Watergate Lawyer Dies: Frank Strickler represented two of Nixon's top White House aides on criminal charges in the aftermath of the 1972 Watergate break-in and cover-up, and participated in some of the scandal's most dramatic situations, The Washington Post reports. Strickler, who got his law degree at George Washington University, died March 29 at age 92.
Gross Lungs in Court: The U.S. Court of Appeals for the D.C. Circuit will hear arguments this morning about graphic warning labels on cigarettes. In February, a U.S. District Judge ruled the labels violated the free speech rights of tobacco companies, and the U.S. Food and Drug Administration appealed.

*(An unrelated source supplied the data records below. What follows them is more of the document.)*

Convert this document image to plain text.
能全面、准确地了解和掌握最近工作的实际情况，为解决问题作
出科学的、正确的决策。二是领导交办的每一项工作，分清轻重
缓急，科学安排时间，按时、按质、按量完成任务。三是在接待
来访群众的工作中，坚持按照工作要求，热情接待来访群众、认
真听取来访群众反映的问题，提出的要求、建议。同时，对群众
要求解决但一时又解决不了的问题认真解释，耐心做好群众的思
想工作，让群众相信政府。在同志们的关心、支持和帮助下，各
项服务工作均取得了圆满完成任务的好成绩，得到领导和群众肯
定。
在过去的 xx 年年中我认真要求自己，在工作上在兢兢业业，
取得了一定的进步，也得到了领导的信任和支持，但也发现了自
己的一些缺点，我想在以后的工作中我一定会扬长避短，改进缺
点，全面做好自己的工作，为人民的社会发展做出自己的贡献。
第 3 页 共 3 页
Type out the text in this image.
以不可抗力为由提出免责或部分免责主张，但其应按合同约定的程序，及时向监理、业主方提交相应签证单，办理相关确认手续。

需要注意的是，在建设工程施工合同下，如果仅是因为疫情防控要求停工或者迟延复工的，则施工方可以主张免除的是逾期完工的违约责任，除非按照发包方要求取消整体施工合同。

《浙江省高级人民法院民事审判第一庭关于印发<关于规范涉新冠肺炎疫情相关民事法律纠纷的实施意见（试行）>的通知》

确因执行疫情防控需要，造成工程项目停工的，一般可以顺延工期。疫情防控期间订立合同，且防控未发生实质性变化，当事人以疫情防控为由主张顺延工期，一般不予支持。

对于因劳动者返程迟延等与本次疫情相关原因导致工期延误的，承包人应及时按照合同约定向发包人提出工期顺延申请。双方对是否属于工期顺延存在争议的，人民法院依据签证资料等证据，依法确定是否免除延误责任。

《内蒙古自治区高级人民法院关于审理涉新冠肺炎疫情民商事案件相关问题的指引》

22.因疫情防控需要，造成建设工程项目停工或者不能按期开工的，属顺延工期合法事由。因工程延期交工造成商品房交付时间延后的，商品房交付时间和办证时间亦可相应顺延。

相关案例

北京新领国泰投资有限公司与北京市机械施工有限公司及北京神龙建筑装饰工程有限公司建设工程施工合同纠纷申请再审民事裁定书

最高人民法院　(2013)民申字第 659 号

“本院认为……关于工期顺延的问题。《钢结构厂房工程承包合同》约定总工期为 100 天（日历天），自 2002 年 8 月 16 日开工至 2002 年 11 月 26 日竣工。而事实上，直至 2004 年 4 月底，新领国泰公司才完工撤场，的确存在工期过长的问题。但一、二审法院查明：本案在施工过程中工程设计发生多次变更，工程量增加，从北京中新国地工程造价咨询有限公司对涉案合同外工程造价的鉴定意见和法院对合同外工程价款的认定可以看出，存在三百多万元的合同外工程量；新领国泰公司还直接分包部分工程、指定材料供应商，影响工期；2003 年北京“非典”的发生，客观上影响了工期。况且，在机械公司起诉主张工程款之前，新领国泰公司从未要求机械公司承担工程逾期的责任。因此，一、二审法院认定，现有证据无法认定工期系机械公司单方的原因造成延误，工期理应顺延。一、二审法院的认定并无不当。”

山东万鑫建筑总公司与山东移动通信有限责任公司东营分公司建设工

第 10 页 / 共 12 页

Reversing that decision "should be an easy call," The New York Times writes.
Anonymous Commenter Sued: A judge and a former prosecutor filed a lawsuit against an anonymous commenter on a Las Vegas Review-Journal story that detailed their romantic relationship, that paper reports. The commenter - who posted under the pseudonym "Lawyer" - posted online that the prosecutor "had sexual relations in order to get promoted."
Right to Foretell: Lawyers for members of a Florida family facing fraud charges are arguing that fortunetelling and spiritual healing are religious beliefs and considered free speech under the Constitution, the Sun-Sentinel reports. Nine members of a gypsy family were arrested in August on federal fraud conspiracy charges and accused of defrauding their clients of $40 million over 20 years.
Strange 'I Do' Breakers: Here are some weird excuses for divorce in Britain: Forced to speak Klingon and dress as one; maliciously and repeatedly serving tuna casserole; tampering with the TV antenna and throwing away his cold cuts; communicating only by Post-it note; not allowing a pet tarantula to sleep near the matirimonial bed, the New York Times reports.